The year Masao Sasaki enters the fourth grade, a new teacher has arrived, fresh out of college: Mitsunori Haneda. Being good at soccer and more like a big brother figure than a teacher, Haneda quickly establishes a close rapport with the class, and makes a good impression on the parents as well. Although Masao is as fond of his new teacher as anyone else, he gets on Haneda’s bad side when he lies about the feeding of the classroom goldfish. It becomes increasingly apparent that the new teacher does not really know how to manage the class, and when he telephones the parents of a student who is doing poorly, the children’s opinion of him starts to drop.

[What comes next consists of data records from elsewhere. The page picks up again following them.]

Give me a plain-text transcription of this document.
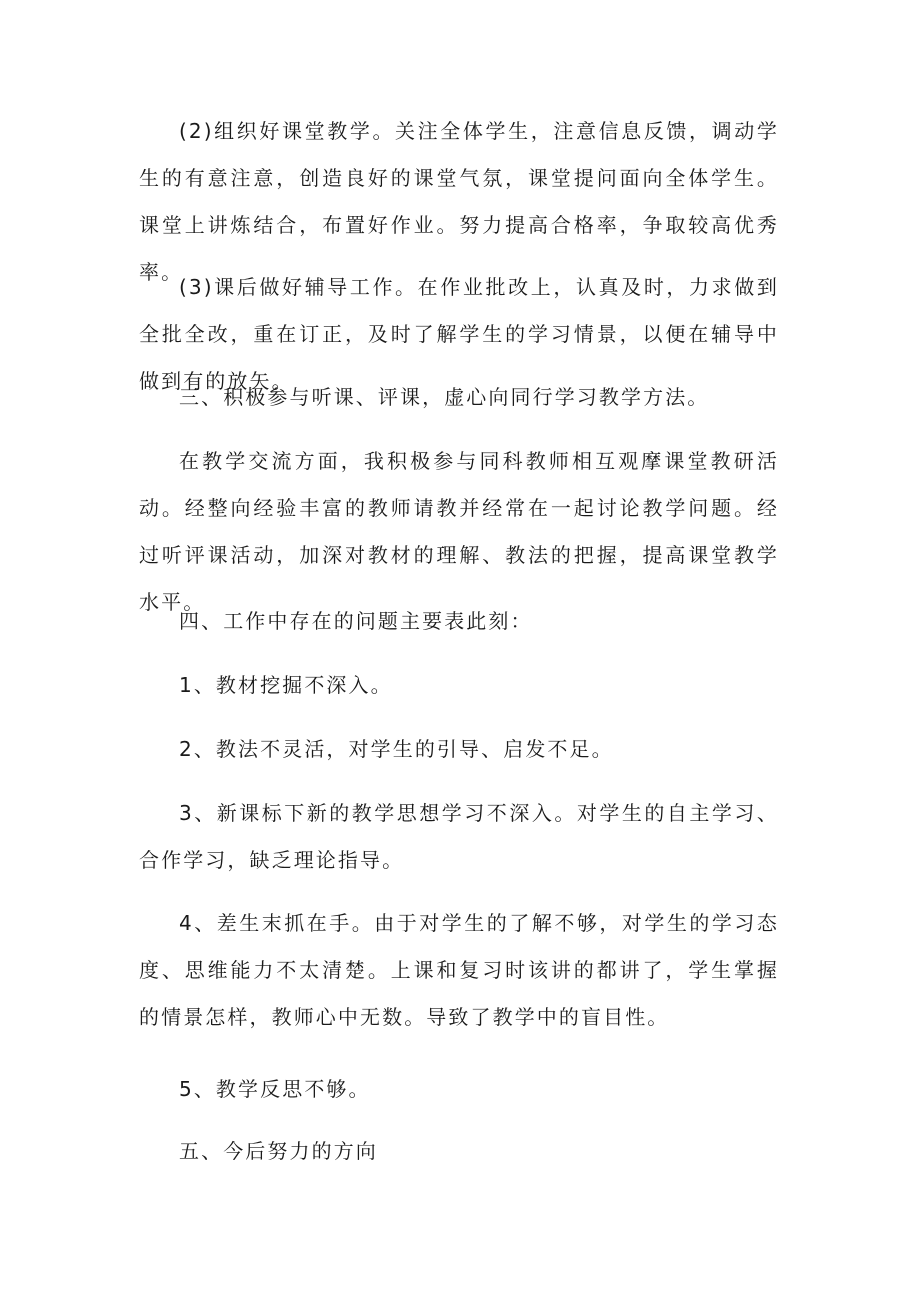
(2)组织好课堂教学。关注全体学生，注意信息反馈，调动学生的有意注意，创造良好的课堂气氛，课堂提问面向全体学生。课堂上讲炼结合，布置好作业。努力提高合格率，争取较高优秀率。

(3)课后做好辅导工作。在作业批改上，认真及时，力求做到全批全改，重在订正，及时了解学生的学习情景，以便在辅导中做到有的放矢。

三、积极参与听课、评课，虚心向同行学习教学方法。

在教学交流方面，我积极参与同科教师相互观摩课堂教研活动。经整向经验丰富的教师请教并经常在一起讨论教学问题。经过听评课活动，加深对教材的理解、教法的把握，提高课堂教学水平。

四、工作中存在的问题主要表此刻：

1、教材挖掘不深入。

2、教法不灵活，对学生的引导、启发不足。

3、新课标下新的教学思想学习不深入。对学生的自主学习、合作学习，缺乏理论指导。

4、差生末抓在手。由于对学生的了解不够，对学生的学习态度、思维能力不太清楚。上课和复习时该讲的都讲了，学生掌握的情景怎样，教师心中无数。导致了教学中的盲目性。

5、教学反思不够。

五、今后努力的方向
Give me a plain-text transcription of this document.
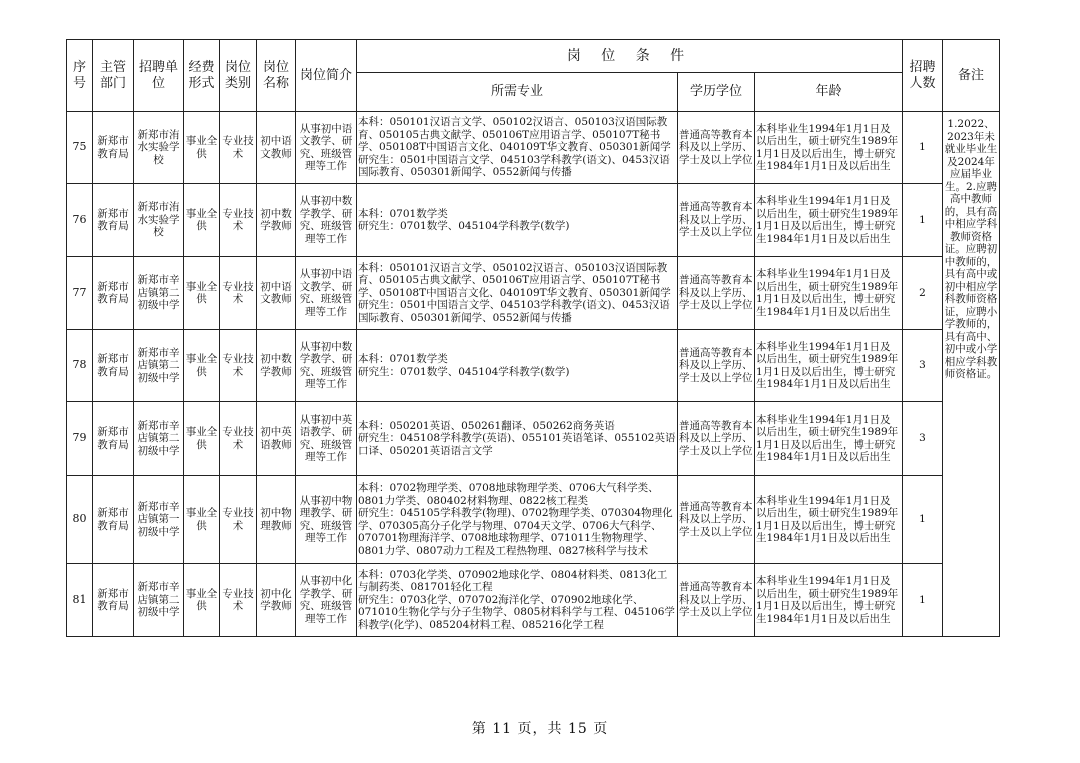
序号	主管部门	招聘单位	经费形式	岗位类别	岗位名称	岗位简介	岗 位 条 件			招聘人数	备注
							所需专业	学历学位	年龄		
75	新郑市教育局	新郑市洧水实验学校	事业全供	专业技术	初中语文教师	从事初中语文教学、研究、班级管理等工作	本科：050101汉语言文学、050102汉语言、050103汉语国际教育、050105古典文献学、050106T应用语言学、050107T秘书学、050108T中国语言文化、040109T华文教育、050301新闻学研究生：0501中国语言文学、045103学科教学(语文)、0453汉语国际教育、050301新闻学、0552新闻与传播	普通高等教育本科及以上学历、学士及以上学位	本科毕业生1994年1月1日及以后出生，硕士研究生1989年1月1日及以后出生，博士研究生1984年1月1日及以后出生	1	1.2022、2023年未就业毕业生及2024年应届毕业生。2.应聘高中教师的，具有高中相应学科教师资格证。应聘初中教师的，具有高中或初中相应学科教师资格证，应聘小学教师的，具有高中、初中或小学相应学科教师资格证。
76	新郑市教育局	新郑市洧水实验学校	事业全供	专业技术	初中数学教师	从事初中数学教学、研究、班级管理等工作	本科：0701数学类
研究生：0701数学、045104学科教学(数学)	普通高等教育本科及以上学历、学士及以上学位	本科毕业生1994年1月1日及以后出生，硕士研究生1989年1月1日及以后出生，博士研究生1984年1月1日及以后出生	1	
77	新郑市教育局	新郑市辛店镇第二初级中学	事业全供	专业技术	初中语文教师	从事初中语文教学、研究、班级管理等工作	本科：050101汉语言文学、050102汉语言、050103汉语国际教育、050105古典文献学、050106T应用语言学、050107T秘书学、050108T中国语言文化、040109T华文教育、050301新闻学研究生：0501中国语言文学、045103学科教学(语文)、0453汉语国际教育、050301新闻学、0552新闻与传播	普通高等教育本科及以上学历、学士及以上学位	本科毕业生1994年1月1日及以后出生，硕士研究生1989年1月1日及以后出生，博士研究生1984年1月1日及以后出生	2	
78	新郑市教育局	新郑市辛店镇第二初级中学	事业全供	专业技术	初中数学教师	从事初中数学教学、研究、班级管理等工作	本科：0701数学类
研究生：0701数学、045104学科教学(数学)	普通高等教育本科及以上学历、学士及以上学位	本科毕业生1994年1月1日及以后出生，硕士研究生1989年1月1日及以后出生，博士研究生1984年1月1日及以后出生	3	
79	新郑市教育局	新郑市辛店镇第二初级中学	事业全供	专业技术	初中英语教师	从事初中英语教学、研究、班级管理等工作	本科：050201英语、050261翻译、050262商务英语
研究生：045108学科教学(英语)、055101英语笔译、055102英语口译、050201英语语言文学	普通高等教育本科及以上学历、学士及以上学位	本科毕业生1994年1月1日及以后出生，硕士研究生1989年1月1日及以后出生，博士研究生1984年1月1日及以后出生	3	
80	新郑市教育局	新郑市辛店镇第一初级中学	事业全供	专业技术	初中物理教师	从事初中物理教学、研究、班级管理等工作	本科：0702物理学类、0708地球物理学类、0706大气科学类、0801力学类、080402材料物理、0822核工程类
研究生：045105学科教学(物理)、0702物理学类、070304物理化学、070305高分子化学与物理、0704天文学、0706大气科学、070701物理海洋学、0708地球物理学、071011生物物理学、0801力学、0807动力工程及工程热物理、0827核科学与技术	普通高等教育本科及以上学历、学士及以上学位	本科毕业生1994年1月1日及以后出生，硕士研究生1989年1月1日及以后出生，博士研究生1984年1月1日及以后出生	1	
81	新郑市教育局	新郑市辛店镇第二初级中学	事业全供	专业技术	初中化学教师	从事初中化学教学、研究、班级管理等工作	本科：0703化学类、070902地球化学、0804材料类、0813化工与制药类、081701轻化工程
研究生：0703化学、070702海洋化学、070902地球化学、071010生物化学与分子生物学、0805材料科学与工程、045106学科教学(化学)、085204材料工程、085216化学工程	普通高等教育本科及以上学历、学士及以上学位	本科毕业生1994年1月1日及以后出生，硕士研究生1989年1月1日及以后出生，博士研究生1984年1月1日及以后出生	1	
第 11 页，共 15 页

Soon Haneda is scolding Masao sharply for the slightest mistake. He comes down on Masao even when it is someone else who causes a commotion in class or forgets his homework. When Masao protests, Haneda wallops him in the face. Soon Masao starts seeing a blue-skinned boy?“Blue”?whose face is covered with scars. He is Masao’s alter ego, visible only to him. When a classmate is mean to him, Masao beats him up, leaving the boy seriously injured. “Blue did it,” he says. When summer vacation comes, Blue tells him, “Kill Haneda.”

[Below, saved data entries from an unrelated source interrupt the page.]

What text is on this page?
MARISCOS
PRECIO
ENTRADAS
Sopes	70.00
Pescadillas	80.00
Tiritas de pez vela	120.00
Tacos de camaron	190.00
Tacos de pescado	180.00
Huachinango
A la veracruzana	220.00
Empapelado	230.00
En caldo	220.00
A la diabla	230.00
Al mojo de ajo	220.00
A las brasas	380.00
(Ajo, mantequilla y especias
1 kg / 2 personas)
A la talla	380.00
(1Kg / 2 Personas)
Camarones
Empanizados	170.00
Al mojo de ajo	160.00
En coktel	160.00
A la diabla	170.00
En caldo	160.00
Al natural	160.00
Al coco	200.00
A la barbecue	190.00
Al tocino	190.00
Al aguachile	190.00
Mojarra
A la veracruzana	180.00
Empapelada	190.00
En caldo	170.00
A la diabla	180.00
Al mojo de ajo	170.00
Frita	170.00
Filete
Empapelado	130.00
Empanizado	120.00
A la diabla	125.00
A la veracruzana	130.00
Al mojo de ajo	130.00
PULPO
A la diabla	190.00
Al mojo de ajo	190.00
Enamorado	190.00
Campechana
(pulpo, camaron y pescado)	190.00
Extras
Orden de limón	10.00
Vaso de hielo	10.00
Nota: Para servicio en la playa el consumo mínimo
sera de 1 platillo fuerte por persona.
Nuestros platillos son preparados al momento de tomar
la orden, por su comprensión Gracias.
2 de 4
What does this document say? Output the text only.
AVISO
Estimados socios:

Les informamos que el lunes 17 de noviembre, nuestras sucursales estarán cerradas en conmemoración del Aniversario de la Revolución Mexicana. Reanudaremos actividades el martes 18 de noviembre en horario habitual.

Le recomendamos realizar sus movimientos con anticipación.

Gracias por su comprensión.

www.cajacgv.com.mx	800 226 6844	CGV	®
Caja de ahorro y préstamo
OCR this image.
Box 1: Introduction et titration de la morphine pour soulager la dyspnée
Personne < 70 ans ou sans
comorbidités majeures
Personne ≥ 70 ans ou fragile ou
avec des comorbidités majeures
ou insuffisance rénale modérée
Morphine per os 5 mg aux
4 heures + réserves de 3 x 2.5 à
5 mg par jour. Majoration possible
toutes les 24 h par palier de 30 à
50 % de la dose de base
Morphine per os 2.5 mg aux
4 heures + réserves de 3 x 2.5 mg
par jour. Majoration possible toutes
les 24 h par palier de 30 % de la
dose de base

Masao learns where Haneda lives and stakes out the place. He waits for Haneda to leave and finds out where he hides the key. The following day, when Haneda is once again out, he enters the apartment as Blue tells him to do. But when Haneda returns, he finds Masao and locks him in the bath. After pondering what to do with him, Haneda puts Masao in his car and heads into the mountains to kill him. Egged on by Blue, Masao pretends to be asleep until he sees his chance, and when he strikes, he and Haneda end up tumbling over a 20-meter cliff. The fall leaves Haneda unable to move, and Masao is about to go in for the kill, but his teacher’s cries arouse pity in his heart, and he changes his mind. Suddenly, Blue is gone . . .
A grade-school class tormented by its own teacher is an unusual premise for a work of horror, but it is all the more terrifying because a teacher’s absolute power in the classroom, especially in the early grades, hits so close to home. The book was turned into a feature film in 2008.